Sunday, 27 July 2008

Nyungwe forest by bus

July 24th

At ten o’clock, just as we go to bed, it starts raining. It rains continuously all through the night. I wake up thinking “blast, I’m only wearing sandals” and “we’re going to have to walk back up to Kamembe and even with a small umbrella we’re going to get soaked”. Then I think “ah, maybe the rain has cleared the air and I can take good pictures across the lake”. Alas, the visibility is murkier than ever. It’s worse than yesterday, and licks of cloud are obscuring the Congolese heights on the far side.

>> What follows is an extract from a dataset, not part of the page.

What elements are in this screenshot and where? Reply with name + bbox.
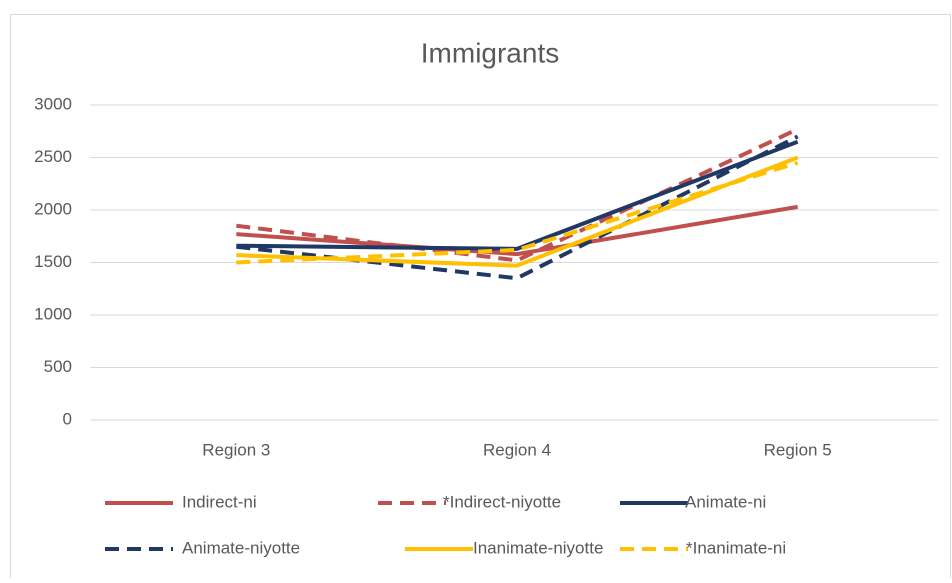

We’ve arranged a late breakfast (Tu Chi isn’t a mornings person!), and afterwards we sit and read while we wait for the rain to stop. Which it does, right on cue, about half an hour before we need to leave.

In all the traumas of this trip, the one really positive thing has been the Peace Guesthouse. Friendly service after the initial screw-up about bookings, and good food at very reasonable prices.

There’s a minor scuffle in our bus; we get there in good time so we can sit together and with Tu Chi on the left hand (scenic) side. Then the driver decides that since all our tickets are numbered, as are the bus seats, we must sit in our appropriate seat. Not next to each other, and on the wrong side. We grumble and make a fuss (we’re getting good at it!) and eventually he gives in and makes some unflattering comment about bloody muzungus. In seven months it’s the first time anybody has tried to impose a seating plan on a Rwandan bus.

Well, we bump and chug our way back home. No breakdowns this time, but the journey still feels as if it’s lasting forever. There are lots of monkeys by the roadside, and Tu Chi gets her money’s worth of greenery! At Nyanza we have one of those stops where everybody rushes out of the bus to buy food (read my blog for July 5th for more explanation), but since we’ll be home in Gitarama in half an hour we don’t bother. We just much our way through (even more) bananas.

Back in Gitarama we dine on brochettes and ibirayi at the “Petit Jardin”, then go our separate ways. We’re going to do the market together on Saturday, and Tu Chi is going to copy my photos (her camera is playing up). I need to show my face at work on Friday.

In the evening I just want to do something fairly mindless so I watch a DVD of “Brief Encounter”.

What’s been good about today? – everything! Once again, today just sums up the life I’m leading out here – languid breakfast on a terrace overlooking an exquisite equatorial lake. Lunchtime seems me in mountain jungle gawping at monkeys through a bus window. Teatime sees me doing urgent food shopping round our local part of Gitarama and haggling with the market women. And in the evening I’m listening to Noel Coward’s clipped, precise dialogue on my computer.

Bring it on, folks! VSO life is cool!